# The two statistical tools that are worth paying more attention to

Data analysis is core to almost any role in the knowledge economy. We either do the analysis ourselves, on data that we collected, or try to learn from analysis done by others.

In both cases we are looking for insights — trying to find meaningful patterns in the data that have some functional use — for example: supporting a business decisions.

Many of us are able to tell apart an average from a mean, and have the similar image in our heads of a semi-shaded bell curve, when someone talks about a standard deviation.

But at least in my own case, it seems that I have left behind any functional understanding of deeper statistical concepts somewhere in my second year of undergrad. That is, until some well-intentioned past colleagues have taught me to know better. I’ve been grateful for them ever since.

Of a slightly more extensive list of tools and concepts, I’ve picked two that I view as absolutely critical to master, if we want to have any real chance of success in our quest to discern signal from noise:

**Confidence Interval**** **— measurement is an imperfect process. Focusing solely on point estimates coming out of a measurement exercise (average, mean, etc.) typically creates a false sense of certainty in the accuracy of those estimates. **Confidence intervals show the reliability of point estimates**, by specifying a range within which the parameter is estimated to lie, given a required confidence level (typically 90%, 95%, 99%).

**Two-sample t-test** — behind the scary name lies a critical ideal. Comparative analysis is an essential part of almost every form of data analysis. Often times we care less about an absolute computed value in isolation, and more about understanding its significance in the context of other values. Be it measurement of the same parameter in a different time, in a different population or a different parameter altogether. The two-sample t-test enables us to determine, under a given required confidence level, whether two parameters are indeed different from one another.

Let’s connect these tools with more real world examples:

Suppose, that for whatever reason we’ve decided to run an “employee engagement survey” to regularly measure our employee engagement scores (why that’s a bad idea is a topic for a different time). It’s an overly-simplified survey where we simply ask employees to rate their engagement on a scale between 1 and 7.

We’ve decided that if, on average, we score less than 5 — it means we have an engagement problem and further action must be taken. The survey results came back and the average was 4.8. Should we drop whatever we’re doing right now and start figuring out ways to solve our engagement problem? Well, that depends. Depends on what? Depends on the reliability of that point estimate. How might we go about assessing that? Confidence Interval!

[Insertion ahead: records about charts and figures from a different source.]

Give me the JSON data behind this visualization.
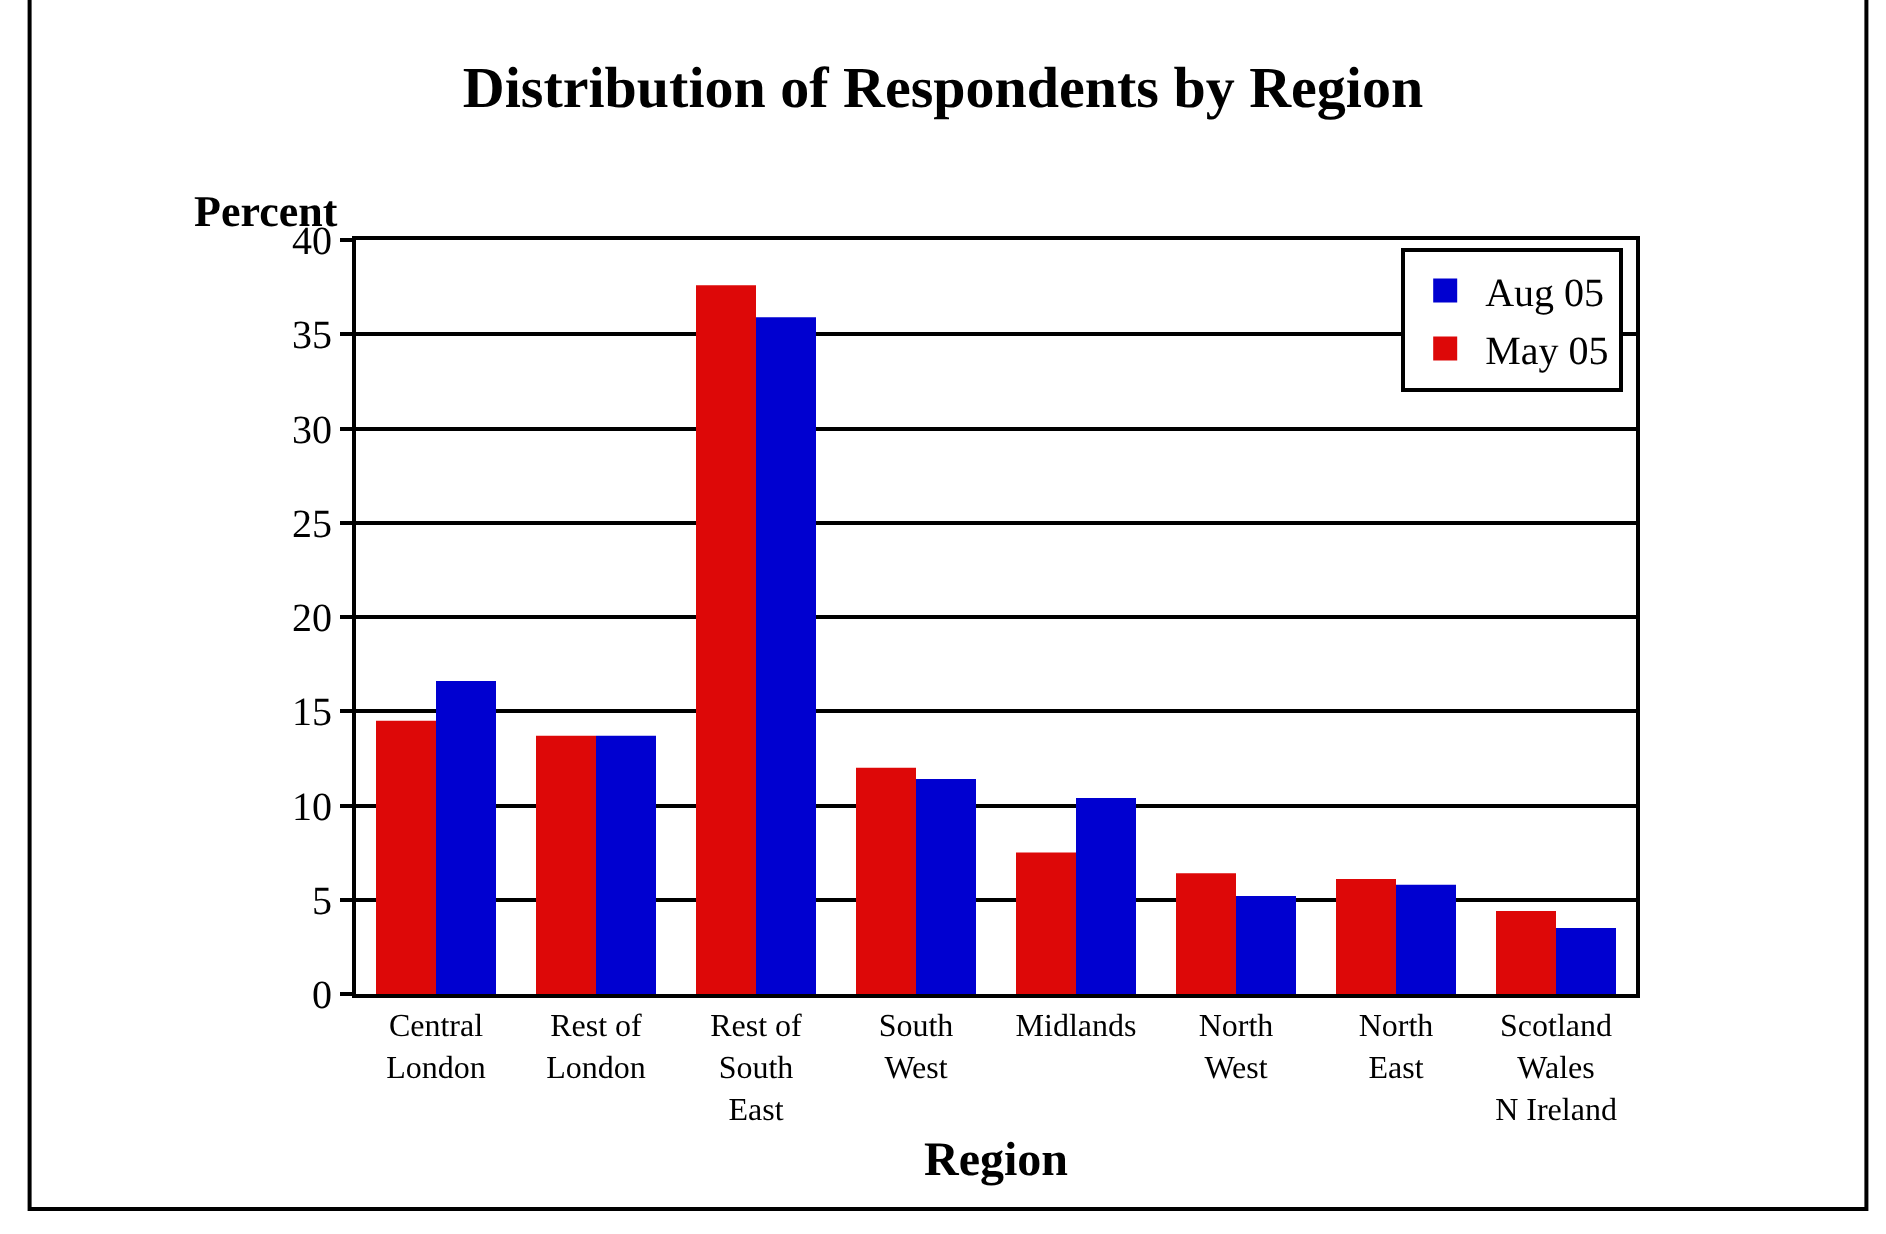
{
  "chart_data": {
    "type": "bar",
    "title": "Distribution of Respondents by Region",
    "xlabel": "Region",
    "ylabel": "Percent",
    "categories": [
      "Central\nLondon",
      "Rest of\nLondon",
      "Rest of\nSouth\nEast",
      "South\nWest",
      "Midlands",
      "North\nWest",
      "North\nEast",
      "Scotland\nWales\nN Ireland"
    ],
    "series": [
      {
        "name": "May 05",
        "color": "#dd0808",
        "values": [
          14.5,
          13.7,
          37.6,
          12.0,
          7.5,
          6.4,
          6.1,
          4.4
        ]
      },
      {
        "name": "Aug 05",
        "color": "#0000d0",
        "values": [
          16.6,
          13.7,
          35.9,
          11.4,
          10.4,
          5.2,
          5.8,
          3.5
        ]
      }
    ],
    "ylim": [
      0,
      40
    ],
    "yticks": [
      0,
      5,
      10,
      15,
      20,
      25,
      30,
      35,
      40
    ],
    "grid": "y",
    "legend": "top right"
  }
}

We also decided to slice the data by department. While the average score for the marketing department was 5.8, the average score for the engineering department was 5.3. Wow! This seems like a serious problem. Should we drop whatever we’re doing right now and start figuring out what’s going on in engineering that their engagement score is so much lower than marketing’s? Well, that depends. Depends on what? Depends on whether those two averages are indeed different. How might we go about assessing that? A two-sample t-test!